Clinical Applications of Artificial Intelligence in Real-World Data offers clinicians insights into how AI is revolutionizing decision-making in medicine. The book also equips them with a broader understanding of the critical steps necessary for successful AI implementation.

"Any hospital utilizing AI for clinical care needs to have a system in place to evaluate and deploy the technology. Then, the AI needs to be integrated with the electronic health record and other clinical systems so it can provide the right information at the right time," Moore said. "Even after it is rolled out, AI needs to be monitored on an ongoing basis because data and populations drift over time, and that can affect performance. There are also concerns around bias and making sure the AI is treating all patients fairly regardless of background."


"There are so many aspects to managing AI; no one person can implement it by themselves. It takes a team—of clinicians, AI experts, information technology experts and others—for the technology to have an impact."


In offering key considerations for utilizing AI, and in detailing some of its specific challenges, Moore has created a practical guide for readers to navigate the technology’s pitfalls and promises. In healthcare, AI requires an all-hands-on-deck approach, he said.

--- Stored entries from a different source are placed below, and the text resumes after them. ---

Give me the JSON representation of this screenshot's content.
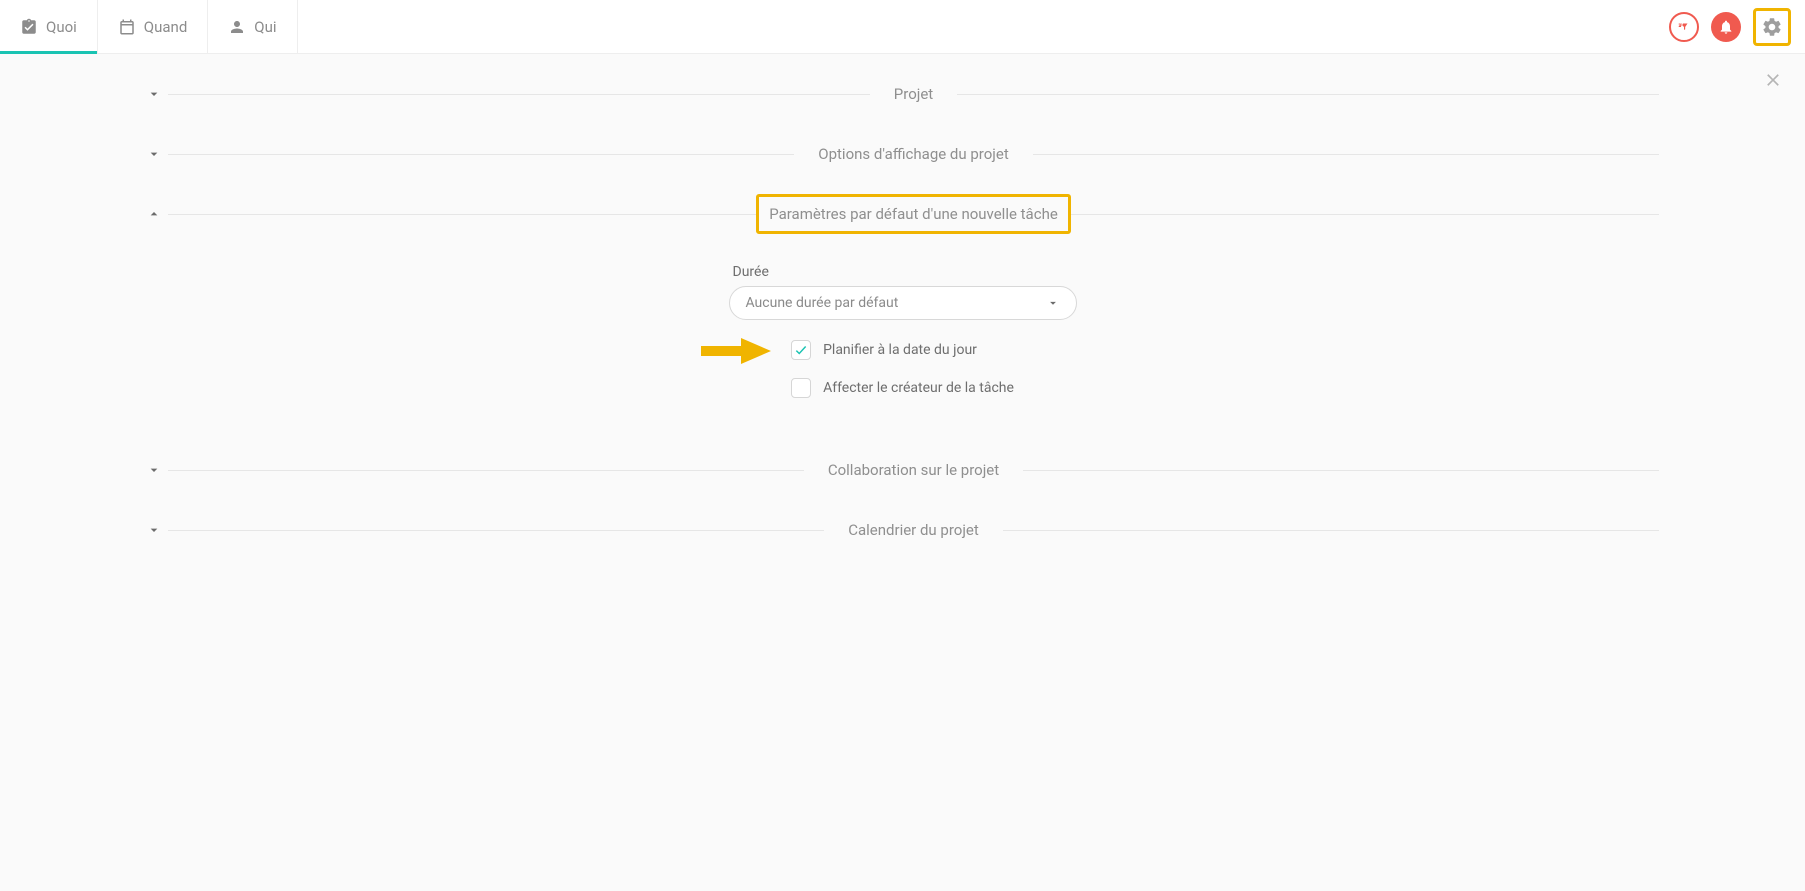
{
  "topbar": {
    "tabs": [
      {
        "label": "Quoi"
      },
      {
        "label": "Quand"
      },
      {
        "label": "Qui"
      }
    ]
  },
  "sections": {
    "projet": {
      "title": "Projet"
    },
    "options_affichage": {
      "title": "Options d'affichage du projet"
    },
    "defauts_tache": {
      "title": "Paramètres par défaut d'une nouvelle tâche",
      "duree_label": "Durée",
      "duree_value": "Aucune durée par défaut",
      "check_planifier": "Planifier à la date du jour",
      "check_affecter": "Affecter le créateur de la tâche"
    },
    "collaboration": {
      "title": "Collaboration sur le projet"
    },
    "calendrier": {
      "title": "Calendrier du projet"
    }
  }
}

"There are so many aspects to managing AI; no one person can implement it by themselves," he said. "It takes a team—of clinicians, AI experts, information technology experts and others—for the technology to have an impact."

Used properly, AI can help expand the horizons of medical knowledge and apply new insights to complex problem-solving. In Integrative Bioinformatics for Biomedical Big Data, Moore and his colleague Xiuzhen Huang, PhD, a research scientist and research professor of Computational Medicine at Cedars-Sinai, explore how AI can reshape the scientific landscape by enhancing what they refer to as "no-boundary thinking (NBT)."

"Most problems identified for study in science and medicine are defined within a single discipline: A cardiologist and a neurologist know the literature only in their specific area, which necessarily limits the kinds of questions they’re likely to ask," Moore said. "The goal of NBT is to enable diverse scientists and clinicians to look across all literature and synthesize information across every discipline when defining a new problem. We believe AI can help them do that."

By adopting NBT and shedding old ways of thinking, researchers can lead the way in game-changing innovation.

"I work in the Alzheimer’s space, and we spend a lot of time focusing on things we already know about," Moore said. "But we haven’t had a blockbuster drug in 20 years. If we want to accelerate discovery, we need to consider things people haven’t thought of before."

Widespread adoption of NBT would require a shift in current methods of both teaching and learning.

"Students aren’t trained in NBT. As they specialize, they drill down into one small piece of one particular discipline," Moore said. "We need to retool education at both an undergraduate and graduate level to help widen their perspectives. It’s a somewhat radical idea that could open up exciting new lines of investigation."